The girls’ friendship becomes strained when Koster’s character is sexually assaulted and does not want to report the incident.

This project stems from Jelin’s own interest in women’s studies, religion, and feminism. His experiences in Associate Professor of Religion Elizabeth Pritchard’s class, Gender, Body and Religion, inspired him to put his thoughts down on paper.

“When he approached me [for advising], I said sure,” said Pritchard. “He knew that I don’t write plays, I don’t generally teach that material, but he wanted a person to read the material and have some conversations about gender and religion.”

Jelin’s engagement in the issues of religion and sexual violence has moved beyond the classroom and into his extracurricular work.

“I wrote these two female characters because it felt like a more straightforward way of addressing the things I was interested in,” said Jelin. “It feels personal to me, like I’m working through stuff that occupies my mind very frequently.”

Jelin felt that the visual experience of the story would be a powerful way to discuss gender and sexuality issues. Therefore, he wanted to bring the story to the stage.

“It’s really important to explore the way these issues affect the other aspects in people’s lives,” said Jelin. “That’s something that theater especially can do because it’s such a visceral [experience].”

Last summer, he wrote a 30-minute version of “Blackout” at a playwriting program at Vassar College.

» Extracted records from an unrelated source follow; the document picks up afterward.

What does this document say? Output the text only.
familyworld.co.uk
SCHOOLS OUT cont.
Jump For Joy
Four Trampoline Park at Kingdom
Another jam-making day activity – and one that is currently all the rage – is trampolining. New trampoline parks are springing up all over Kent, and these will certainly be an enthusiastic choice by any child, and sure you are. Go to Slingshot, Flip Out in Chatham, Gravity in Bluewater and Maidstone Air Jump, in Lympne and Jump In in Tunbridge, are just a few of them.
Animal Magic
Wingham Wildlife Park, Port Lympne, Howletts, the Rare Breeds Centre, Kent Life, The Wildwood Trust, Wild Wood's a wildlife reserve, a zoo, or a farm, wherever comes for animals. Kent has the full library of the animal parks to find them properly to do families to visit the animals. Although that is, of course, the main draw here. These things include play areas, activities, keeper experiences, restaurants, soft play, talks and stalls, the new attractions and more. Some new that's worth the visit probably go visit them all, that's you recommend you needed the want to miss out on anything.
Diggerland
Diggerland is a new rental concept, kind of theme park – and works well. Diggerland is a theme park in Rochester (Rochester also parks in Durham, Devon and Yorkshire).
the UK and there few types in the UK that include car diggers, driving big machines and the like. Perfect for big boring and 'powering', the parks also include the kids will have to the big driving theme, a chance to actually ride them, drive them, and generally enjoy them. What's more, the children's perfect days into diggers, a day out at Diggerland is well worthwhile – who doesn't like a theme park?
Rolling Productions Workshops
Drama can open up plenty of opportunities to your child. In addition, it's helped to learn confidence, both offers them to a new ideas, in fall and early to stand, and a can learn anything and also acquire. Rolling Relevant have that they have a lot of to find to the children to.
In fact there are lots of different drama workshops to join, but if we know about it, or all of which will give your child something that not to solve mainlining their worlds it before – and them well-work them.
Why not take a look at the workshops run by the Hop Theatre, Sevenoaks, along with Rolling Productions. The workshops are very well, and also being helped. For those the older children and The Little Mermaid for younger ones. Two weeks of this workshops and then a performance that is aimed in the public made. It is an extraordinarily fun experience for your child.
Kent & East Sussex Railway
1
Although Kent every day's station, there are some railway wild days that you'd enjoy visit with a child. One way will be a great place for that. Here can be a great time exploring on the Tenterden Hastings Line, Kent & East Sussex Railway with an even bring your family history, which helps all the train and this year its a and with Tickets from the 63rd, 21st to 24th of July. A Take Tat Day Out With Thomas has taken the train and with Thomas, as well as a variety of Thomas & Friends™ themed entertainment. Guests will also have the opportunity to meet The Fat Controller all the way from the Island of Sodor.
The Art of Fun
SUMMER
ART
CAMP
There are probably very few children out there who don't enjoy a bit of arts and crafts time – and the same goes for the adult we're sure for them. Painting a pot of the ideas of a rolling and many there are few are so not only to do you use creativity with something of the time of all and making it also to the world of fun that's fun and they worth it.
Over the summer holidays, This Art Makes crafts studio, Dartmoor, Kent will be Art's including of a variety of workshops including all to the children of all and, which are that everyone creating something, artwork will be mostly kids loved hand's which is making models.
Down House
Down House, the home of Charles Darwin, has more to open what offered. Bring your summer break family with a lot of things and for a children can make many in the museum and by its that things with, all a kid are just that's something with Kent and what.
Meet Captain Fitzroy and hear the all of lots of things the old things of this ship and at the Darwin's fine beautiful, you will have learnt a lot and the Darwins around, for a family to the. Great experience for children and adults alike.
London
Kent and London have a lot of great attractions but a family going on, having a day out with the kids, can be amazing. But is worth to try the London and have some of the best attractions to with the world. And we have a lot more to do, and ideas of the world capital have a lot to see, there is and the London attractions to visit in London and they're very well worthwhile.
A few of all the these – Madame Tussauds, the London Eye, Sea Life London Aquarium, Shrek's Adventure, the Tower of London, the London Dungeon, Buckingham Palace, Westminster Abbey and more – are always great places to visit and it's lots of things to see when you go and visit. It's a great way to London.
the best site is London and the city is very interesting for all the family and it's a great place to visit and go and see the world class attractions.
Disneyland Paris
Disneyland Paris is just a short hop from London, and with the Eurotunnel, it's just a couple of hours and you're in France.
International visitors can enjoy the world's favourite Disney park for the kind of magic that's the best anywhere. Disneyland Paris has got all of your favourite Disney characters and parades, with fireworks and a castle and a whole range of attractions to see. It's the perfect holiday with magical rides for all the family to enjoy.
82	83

This semester, he has adapted it into a longer performance with help from Pritchard and Professor of Theater Davis Robinson.

Jelin began to approach actors about the project in January. 

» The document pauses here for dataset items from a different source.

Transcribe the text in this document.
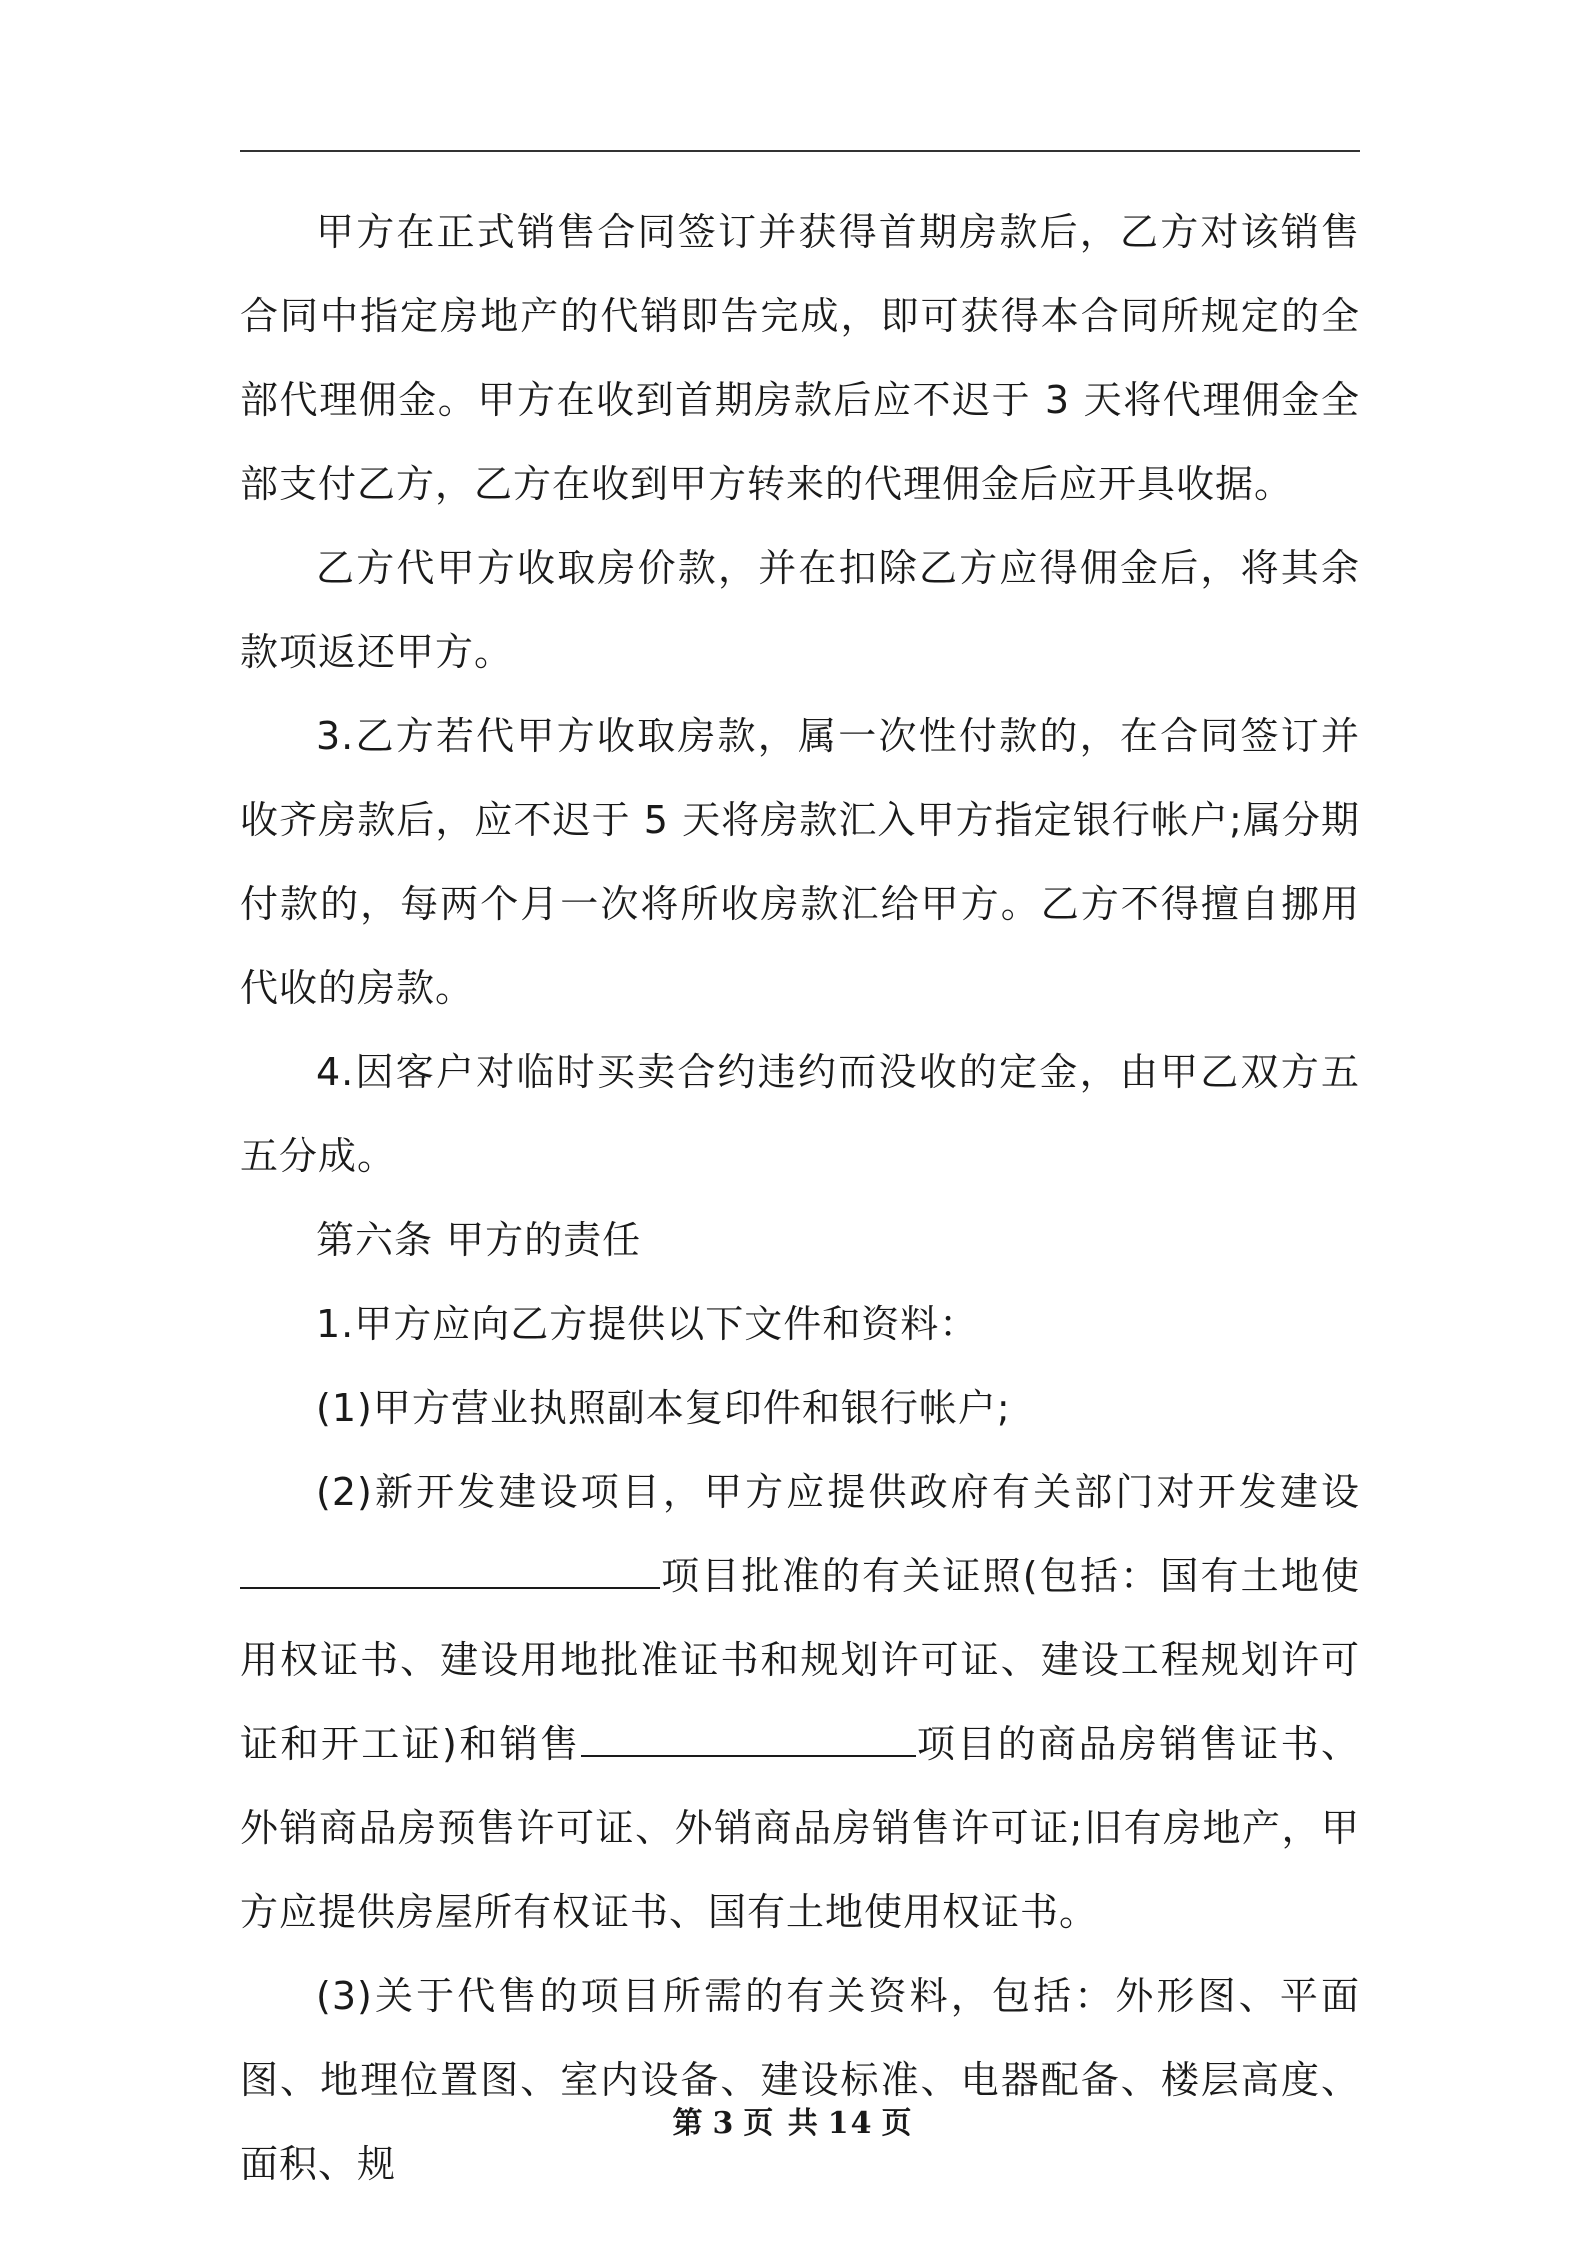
甲方在正式销售合同签订并获得首期房款后，乙方对该销售合同中指定房地产的代销即告完成，即可获得本合同所规定的全部代理佣金。甲方在收到首期房款后应不迟于 3 天将代理佣金全部支付乙方，乙方在收到甲方转来的代理佣金后应开具收据。

乙方代甲方收取房价款，并在扣除乙方应得佣金后，将其余款项返还甲方。

3.乙方若代甲方收取房款，属一次性付款的，在合同签订并收齐房款后，应不迟于 5 天将房款汇入甲方指定银行帐户;属分期付款的，每两个月一次将所收房款汇给甲方。乙方不得擅自挪用代收的房款。

4.因客户对临时买卖合约违约而没收的定金，由甲乙双方五五分成。

第六条 甲方的责任

1.甲方应向乙方提供以下文件和资料：

(1)甲方营业执照副本复印件和银行帐户;

(2)新开发建设项目，甲方应提供政府有关部门对开发建设项目批准的有关证照(包括：国有土地使用权证书、建设用地批准证书和规划许可证、建设工程规划许可证和开工证)和销售	项目的商品房销售证书、外销商品房预售许可证、外销商品房销售许可证;旧有房地产，甲方应提供房屋所有权证书、国有土地使用权证书。

(3)关于代售的项目所需的有关资料，包括：外形图、平面图、地理位置图、室内设备、建设标准、电器配备、楼层高度、面积、规

第 3 页 共 14 页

“I’m glad that he’s having these conversations,” said Koster. “I think a lot of people are hesitant to, and he’s just going all in, which is great.”

Jelin hopes that with his play he can help further discussions on gender issues and assault.

“With something like sexual assault, we have a very canned, scripted understanding of how it works,” said Jelin. “I was also very interested in taking two really specific characters and saying ‘how does this function in their lives,’ as opposed to writing a play about feminism or about sexual assault.”

Koster supports Jelin’s mission.

“I hope people aren’t going to be dissuaded by the fact that [Jelin’s] just another white guy,” said Koster. 

Incidentally, “Another White Guy” is the title of the opinion column that Jelin writes for the Orient.

“He’s put so much into it—it’s a fantastic project—and I’m proud of him.”